Last year, Tag Day, undertaken jointly with the Federation Nationale, brought in $14, 936.00, o f which the Council got $7,468.00. Of this amount, 3,000 was given to the milk station, leaving 4,200 to be distributed among the affiliated charities. In September, a lecture was given under the auspices of the Council on the right to the teaching of sex hygiene to young people. The proceeds were used to child welfare work.

On November 4, Miss Barbara Wylie was given an opportunity of speaking on suffrage and later on Mrs. Forbes Robertson Hale was brought in to lecture on the same subject. During the summer, the United League of Women Workers of the United States made a visit to Montreal and was entertained at tea by members of the Council, on whose representation, the City Council gave the workers a ride around the city park.

The Milk Station has been carried on in its new location throughout the summer and winter, with an average attendance of 100 children.
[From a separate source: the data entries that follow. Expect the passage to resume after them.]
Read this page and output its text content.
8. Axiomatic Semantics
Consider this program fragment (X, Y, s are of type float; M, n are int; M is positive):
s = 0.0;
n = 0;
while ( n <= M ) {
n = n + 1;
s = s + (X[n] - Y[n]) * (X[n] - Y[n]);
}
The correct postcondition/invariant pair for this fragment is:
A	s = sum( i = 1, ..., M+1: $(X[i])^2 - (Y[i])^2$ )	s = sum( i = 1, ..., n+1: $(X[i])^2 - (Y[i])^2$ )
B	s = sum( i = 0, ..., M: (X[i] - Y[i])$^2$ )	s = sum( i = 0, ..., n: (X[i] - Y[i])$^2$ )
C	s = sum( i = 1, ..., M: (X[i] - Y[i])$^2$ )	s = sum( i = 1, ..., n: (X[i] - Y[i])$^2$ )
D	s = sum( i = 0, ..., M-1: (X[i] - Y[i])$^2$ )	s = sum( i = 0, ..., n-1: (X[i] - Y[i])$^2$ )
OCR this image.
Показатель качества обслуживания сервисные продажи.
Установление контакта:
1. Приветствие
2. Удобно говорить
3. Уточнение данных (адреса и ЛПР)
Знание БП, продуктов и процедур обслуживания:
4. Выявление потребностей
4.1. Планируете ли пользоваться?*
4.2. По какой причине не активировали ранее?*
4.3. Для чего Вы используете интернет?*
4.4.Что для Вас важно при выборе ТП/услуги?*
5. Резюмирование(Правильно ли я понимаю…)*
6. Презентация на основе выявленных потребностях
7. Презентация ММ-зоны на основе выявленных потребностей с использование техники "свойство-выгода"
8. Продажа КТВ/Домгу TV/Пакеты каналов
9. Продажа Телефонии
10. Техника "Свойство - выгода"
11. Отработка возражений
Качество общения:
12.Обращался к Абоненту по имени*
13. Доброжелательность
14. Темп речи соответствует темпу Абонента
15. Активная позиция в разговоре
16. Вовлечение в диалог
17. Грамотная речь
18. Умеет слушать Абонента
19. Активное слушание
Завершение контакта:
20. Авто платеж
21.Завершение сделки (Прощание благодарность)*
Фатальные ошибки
The modifying is now done at the station by an Argyle Nurse, the council having expended 493 dollars for the necessary equipment. The Victorian Order nurse takes full charge for the rest of the work,with excellent results. She has a record of an average of 280 visits a month which does not include the babies seen by her at the station in the afternoon. 291 gallons of milk a year have been given without charge.

While 3, 280 gallons have been paid for, though frequently at a price before cost. The death rate has been only 1 percent, including the babies which died within 24 hours of being brought to the station. The city official to whom this report was made, found this percentage so low, he refused to accept it until he could examine the records, then assured the nurse that if the Council were to open other stations, the City would be very ready to help. An interesting evidence of appreciation is shown by the Maternity hospital which has sent many of its discharged patients to the station for baby food. At Christmas time a Christmas tree with presents and Christmas cheer was provided to the mothers and babies and older children.